Toll Brothers, one of America’s largest homebuilders, announced fiscal Q3 financial results that were stronger than expected.
Earnings came in at $US0.26 per share versus analysts’ expectation for $US0.25.
Total revenues surged 24% to $US689 million, and units climbed by 10%.
Toll is obviously benefiting from the ongoing U.S. housing recovery.
But in recent months, interest rates have been climbing, pulling mortgage rates up with it.
Currently, the average 30-year mortgage rate is 4.4%, up from 3.6% a year ago.
In theory, this should be bad for builders as it raises the cost of the home for home buyers.
“Sales volumes and pricing power both increased this quarter from one year ago, a pattern consistent with recent quarters,” he said. “We believe the recovery is real and we are in the early stages of the rebound. Our average sales contracts per community are about where they were in 1997-1998, several years into the previous cyclical recovery. From there, over the next seven years, through August 2005, a period when mortgage rates averaged between 5.8% and 8.1%, sales contracts per community continued to increase, eventually peaking at twice that pace.”
“The University of Michigan consumer sentiment survey, though down slightly from last month’s six-year high, is up significantly from one year ago, as is the Conference Board’s similar survey,” noted executive chairman Robert Toll. “Inventory levels are still tight in almost all of our markets and housing remains very affordable.
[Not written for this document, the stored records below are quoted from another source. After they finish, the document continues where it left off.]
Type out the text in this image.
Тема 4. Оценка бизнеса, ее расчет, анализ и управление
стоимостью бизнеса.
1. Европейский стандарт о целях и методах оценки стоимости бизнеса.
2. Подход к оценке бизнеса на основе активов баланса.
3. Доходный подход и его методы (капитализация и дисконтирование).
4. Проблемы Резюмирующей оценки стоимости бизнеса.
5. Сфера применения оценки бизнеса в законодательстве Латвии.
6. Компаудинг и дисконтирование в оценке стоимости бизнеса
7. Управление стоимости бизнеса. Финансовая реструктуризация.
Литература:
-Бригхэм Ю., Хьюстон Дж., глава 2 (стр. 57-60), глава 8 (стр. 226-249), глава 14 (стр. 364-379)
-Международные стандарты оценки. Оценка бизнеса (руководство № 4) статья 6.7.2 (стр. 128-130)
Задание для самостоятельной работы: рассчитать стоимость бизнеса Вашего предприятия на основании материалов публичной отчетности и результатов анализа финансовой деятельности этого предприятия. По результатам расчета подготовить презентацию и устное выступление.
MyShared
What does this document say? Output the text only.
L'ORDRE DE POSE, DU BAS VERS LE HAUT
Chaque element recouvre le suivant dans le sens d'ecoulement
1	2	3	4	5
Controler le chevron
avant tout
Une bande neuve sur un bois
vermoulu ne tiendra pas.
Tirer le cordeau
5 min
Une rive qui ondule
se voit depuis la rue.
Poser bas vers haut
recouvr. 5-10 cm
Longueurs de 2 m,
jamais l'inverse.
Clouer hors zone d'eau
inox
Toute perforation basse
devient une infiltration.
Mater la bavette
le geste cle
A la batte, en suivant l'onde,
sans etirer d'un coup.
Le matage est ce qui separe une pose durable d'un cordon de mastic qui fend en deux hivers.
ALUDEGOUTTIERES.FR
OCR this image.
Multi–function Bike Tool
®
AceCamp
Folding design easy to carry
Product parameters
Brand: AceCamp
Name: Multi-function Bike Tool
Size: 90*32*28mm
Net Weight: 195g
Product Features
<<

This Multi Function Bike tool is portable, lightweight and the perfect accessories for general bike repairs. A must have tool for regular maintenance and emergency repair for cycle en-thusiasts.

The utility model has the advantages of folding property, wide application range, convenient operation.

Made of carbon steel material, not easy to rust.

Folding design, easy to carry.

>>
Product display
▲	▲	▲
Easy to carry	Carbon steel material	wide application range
Unemployment trends are slowly improving and demand, based on household formations, is compelling, especially given the still very-low volume of industry home production.”
Every month, the Federal Reserve has been buying $US85 billion worth of bonds in its efforts to keep interest rates low. But in May, it began signaling that it could soon taper or reduce those purchases.
This has sent mortgage rates higher.